With the consolidation of the communist regime in Russia, the tendency to uproot Hebrew culture grew, the principle persecutors being the “Jewish Section” of the communist party(”Jewsektia”). Hebrew books and journals ceased to appear and their distribution was prevented ;an end was put to the teaching of Hebrew. Teachers and students who persisted in studying the language were pilloried and sentenced for “counter revolutionary” activities. A group of Hebrew writers, headed by Jacob Klatzkin, hoped that a protest by intellectuals who were not consider hostile to the Soviet regime, could impress the Russian authorities and influence them to put an end to these harsh measures.

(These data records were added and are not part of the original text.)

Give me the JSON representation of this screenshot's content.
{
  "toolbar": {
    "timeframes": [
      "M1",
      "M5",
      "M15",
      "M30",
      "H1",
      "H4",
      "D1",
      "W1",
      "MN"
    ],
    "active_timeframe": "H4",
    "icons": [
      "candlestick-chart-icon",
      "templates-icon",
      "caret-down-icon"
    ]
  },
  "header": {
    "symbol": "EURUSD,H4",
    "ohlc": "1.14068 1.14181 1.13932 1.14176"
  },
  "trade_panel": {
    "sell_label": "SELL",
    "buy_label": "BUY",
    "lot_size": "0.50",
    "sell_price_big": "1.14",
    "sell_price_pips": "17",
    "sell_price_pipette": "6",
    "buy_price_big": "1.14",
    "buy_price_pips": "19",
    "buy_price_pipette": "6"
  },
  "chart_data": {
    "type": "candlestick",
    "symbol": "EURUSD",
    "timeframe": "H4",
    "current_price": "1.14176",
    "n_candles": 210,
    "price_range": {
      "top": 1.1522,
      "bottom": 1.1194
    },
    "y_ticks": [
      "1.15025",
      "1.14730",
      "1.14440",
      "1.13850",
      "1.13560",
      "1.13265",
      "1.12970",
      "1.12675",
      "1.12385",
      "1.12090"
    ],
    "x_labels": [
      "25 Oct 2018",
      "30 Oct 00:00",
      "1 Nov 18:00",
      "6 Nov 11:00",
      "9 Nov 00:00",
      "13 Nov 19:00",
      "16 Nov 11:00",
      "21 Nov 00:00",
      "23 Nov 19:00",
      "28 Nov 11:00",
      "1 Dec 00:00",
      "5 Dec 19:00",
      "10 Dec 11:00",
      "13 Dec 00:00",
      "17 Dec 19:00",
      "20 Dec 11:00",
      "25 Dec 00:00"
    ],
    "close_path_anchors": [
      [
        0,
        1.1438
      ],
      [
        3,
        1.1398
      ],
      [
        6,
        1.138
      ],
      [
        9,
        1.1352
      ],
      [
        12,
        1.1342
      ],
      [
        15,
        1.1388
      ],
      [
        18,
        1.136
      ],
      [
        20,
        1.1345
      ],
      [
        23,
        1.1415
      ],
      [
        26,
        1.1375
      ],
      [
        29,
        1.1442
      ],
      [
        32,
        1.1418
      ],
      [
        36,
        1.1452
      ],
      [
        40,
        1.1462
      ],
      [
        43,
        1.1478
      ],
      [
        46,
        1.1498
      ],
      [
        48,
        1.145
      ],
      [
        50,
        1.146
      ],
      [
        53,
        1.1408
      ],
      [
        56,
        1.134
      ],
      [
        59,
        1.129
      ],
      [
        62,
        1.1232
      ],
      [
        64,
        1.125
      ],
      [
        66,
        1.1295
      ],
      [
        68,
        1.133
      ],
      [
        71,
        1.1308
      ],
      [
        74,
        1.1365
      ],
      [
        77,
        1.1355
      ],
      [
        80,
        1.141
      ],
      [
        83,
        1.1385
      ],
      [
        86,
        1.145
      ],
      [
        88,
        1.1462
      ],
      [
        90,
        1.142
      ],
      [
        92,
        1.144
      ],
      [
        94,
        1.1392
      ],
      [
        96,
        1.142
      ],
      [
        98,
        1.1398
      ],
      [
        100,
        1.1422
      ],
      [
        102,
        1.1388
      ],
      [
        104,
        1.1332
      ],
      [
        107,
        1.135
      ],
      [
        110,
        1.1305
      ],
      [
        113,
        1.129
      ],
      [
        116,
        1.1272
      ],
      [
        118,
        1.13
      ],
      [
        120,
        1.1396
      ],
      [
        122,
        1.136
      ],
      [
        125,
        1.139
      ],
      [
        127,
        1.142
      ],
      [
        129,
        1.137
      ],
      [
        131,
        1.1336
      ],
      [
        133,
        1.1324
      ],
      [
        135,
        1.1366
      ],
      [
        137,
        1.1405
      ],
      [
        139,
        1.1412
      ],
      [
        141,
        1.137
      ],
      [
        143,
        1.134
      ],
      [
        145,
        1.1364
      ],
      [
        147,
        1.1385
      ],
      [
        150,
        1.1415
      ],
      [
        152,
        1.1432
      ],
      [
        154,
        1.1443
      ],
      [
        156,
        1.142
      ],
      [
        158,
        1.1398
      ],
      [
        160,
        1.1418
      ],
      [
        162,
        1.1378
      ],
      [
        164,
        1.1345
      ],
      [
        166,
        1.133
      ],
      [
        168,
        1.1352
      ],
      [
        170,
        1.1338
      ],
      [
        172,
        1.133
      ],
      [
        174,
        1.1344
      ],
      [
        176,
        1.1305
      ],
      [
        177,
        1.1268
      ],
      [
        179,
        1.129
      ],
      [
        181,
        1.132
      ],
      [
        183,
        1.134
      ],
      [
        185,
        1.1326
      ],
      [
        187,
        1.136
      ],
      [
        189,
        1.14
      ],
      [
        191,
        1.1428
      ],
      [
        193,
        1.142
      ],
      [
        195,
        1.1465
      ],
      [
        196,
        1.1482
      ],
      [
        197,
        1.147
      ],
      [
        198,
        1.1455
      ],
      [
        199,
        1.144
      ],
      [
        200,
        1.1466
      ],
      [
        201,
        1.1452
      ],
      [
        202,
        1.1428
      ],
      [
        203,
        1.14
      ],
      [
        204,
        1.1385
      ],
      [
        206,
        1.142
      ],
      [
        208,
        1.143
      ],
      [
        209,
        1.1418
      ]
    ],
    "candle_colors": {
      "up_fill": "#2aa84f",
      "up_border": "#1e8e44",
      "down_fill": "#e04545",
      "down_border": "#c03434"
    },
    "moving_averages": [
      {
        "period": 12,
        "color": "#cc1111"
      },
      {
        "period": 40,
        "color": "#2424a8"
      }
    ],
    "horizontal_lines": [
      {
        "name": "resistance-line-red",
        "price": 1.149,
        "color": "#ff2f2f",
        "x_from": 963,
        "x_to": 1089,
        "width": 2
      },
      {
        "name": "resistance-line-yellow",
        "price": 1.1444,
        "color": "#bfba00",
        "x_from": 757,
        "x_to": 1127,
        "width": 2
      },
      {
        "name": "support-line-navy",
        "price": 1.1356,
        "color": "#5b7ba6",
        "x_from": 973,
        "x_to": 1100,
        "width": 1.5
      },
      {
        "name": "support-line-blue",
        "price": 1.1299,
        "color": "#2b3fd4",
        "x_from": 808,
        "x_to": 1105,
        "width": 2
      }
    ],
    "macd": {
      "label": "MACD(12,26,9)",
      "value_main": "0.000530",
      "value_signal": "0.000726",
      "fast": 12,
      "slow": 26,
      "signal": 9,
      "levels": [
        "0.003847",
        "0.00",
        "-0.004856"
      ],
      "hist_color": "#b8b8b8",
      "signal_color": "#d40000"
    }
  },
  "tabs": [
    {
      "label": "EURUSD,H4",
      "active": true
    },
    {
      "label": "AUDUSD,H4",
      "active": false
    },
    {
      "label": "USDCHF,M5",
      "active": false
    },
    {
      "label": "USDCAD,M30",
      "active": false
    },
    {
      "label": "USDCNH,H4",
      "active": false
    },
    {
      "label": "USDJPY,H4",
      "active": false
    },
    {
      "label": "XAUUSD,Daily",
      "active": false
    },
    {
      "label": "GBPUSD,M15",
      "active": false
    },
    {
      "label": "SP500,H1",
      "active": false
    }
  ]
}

Amongst the signatures of the protest, besides Albert Einstein, were the writers Selma Lagerlof, Thomas Mann, Stefan Zwieg, Franz Werfel and Arnold Zweig, the pianist Arthur Schnable, the painter Max Liebermann, and the French statesman Edouard Herriot.
"We, European intellectuals, friends and supporters of every means which could lead away from capitalist economic chaos and its catastrophes of bloody wars, desire by our signatures to make the Russian Government take note that, concerning the Hebrew language and its persecution, we can neither approve the stand of the “Jewish Section” nor understand why the Government should consider itself bound insolubly to this section of the communist party.
…The Jewish people cannot and will never renounce the revival of its great cultural legacy-one of the greatest languages- which has been given to Human Spirit imperishable values, and, further, continues to give them in the form of modern Hebrew poetry and philosophy."